Two news items from the US over the past week have highlighted the need for rigorous privacy policies when managing electronic patient sensitive data and electronic communications with patients.

The US Federal Trade Commission (FTC) ruled that pharmaceutical manufacturer Eli Lilly will not have to pay a fine after it accidentally disclosed the e-mail addresses of almost 700 Prozac users, but must beef up its information privacy policies and systems.

Eli Lilly sent regular e-mail messages to people using Prozac, who had registered for information at Lilly’s Prozac.com website.

The problem stemmed from the e-mail recipients addresses being revealed by hitting the wrong button on the email programme. While the mailings were supposed to be sent in a blind carbon copy (BCC) format, the company accidentally failed to hide recipients’ addresses, and sent them instead as carbon copy (CC) which revealed the addresses to all other e-mail recipients.

The company canceled the "Medi-Messenger" program in late June 2001, but in early July 2001 the American Civil Liberties Union (ACLU) asked the FTC to investigate the privacy breach.

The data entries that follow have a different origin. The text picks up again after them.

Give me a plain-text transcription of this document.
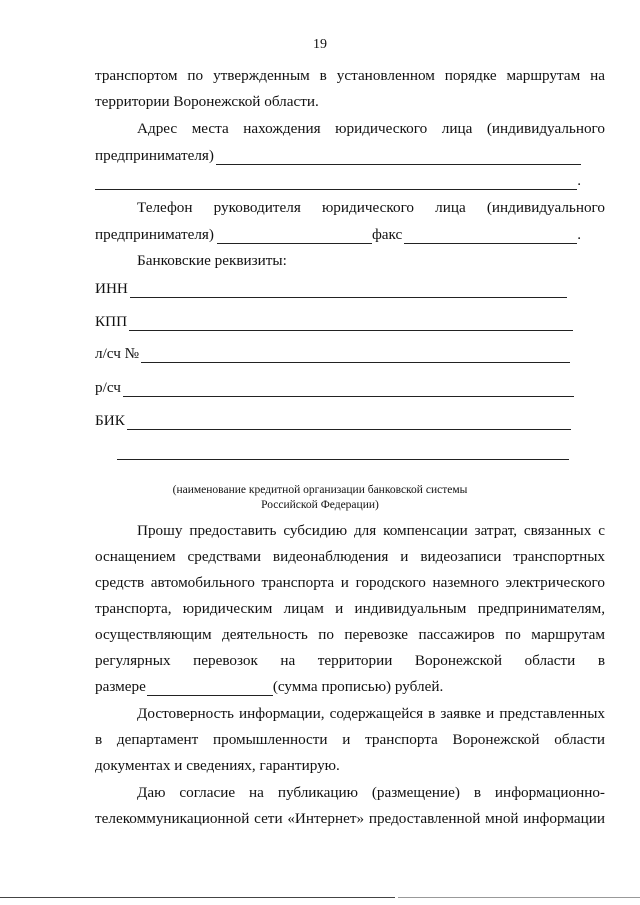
19
транспортом по утвержденным в установленном порядке маршрутам на
территории Воронежской области.
Адрес места нахождения юридического лица (индивидуального
предпринимателя)
.
Телефон руководителя юридического лица (индивидуального
предпринимателя)	факс	.
Банковские реквизиты:
ИНН
КПП
л/сч №
р/сч
БИК
(наименование кредитной организации банковской системы
Российской Федерации)
Прошу предоставить субсидию для компенсации затрат, связанных с
оснащением средствами видеонаблюдения и видеозаписи транспортных
средств автомобильного транспорта и городского наземного электрического
транспорта, юридическим лицам и индивидуальным предпринимателям,
осуществляющим деятельность по перевозке пассажиров по маршрутам
регулярных перевозок на территории Воронежской области в
размере	(сумма прописью) рублей.
Достоверность информации, содержащейся в заявке и представленных
в департамент промышленности и транспорта Воронежской области
документах и сведениях, гарантирую.
Даю согласие на публикацию (размещение) в информационно-
телекоммуникационной сети «Интернет» предоставленной мной информации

The ACLU said that disclosing the e-mail addresses of people suffering from various forms of depression could lead to discrimination against those people.

The FTC ordered Lilly to maintain an information security programme for all information it collects from its customers for the next 20 years. It also required the firm to carry out an annual security review for the information it holds on customers.

In a separate development the Star Tribune newspaper last week reported that researchers at the University of Minnesota inadvertently told 410 kidney transplant patients the names of their deceased organ donors, a serious violation of a patient confidentiality and medical ethics.

The names of donors were accidentally revealed because of a glitch in a database that generated letters sent each year to recipients participating in a long-term study.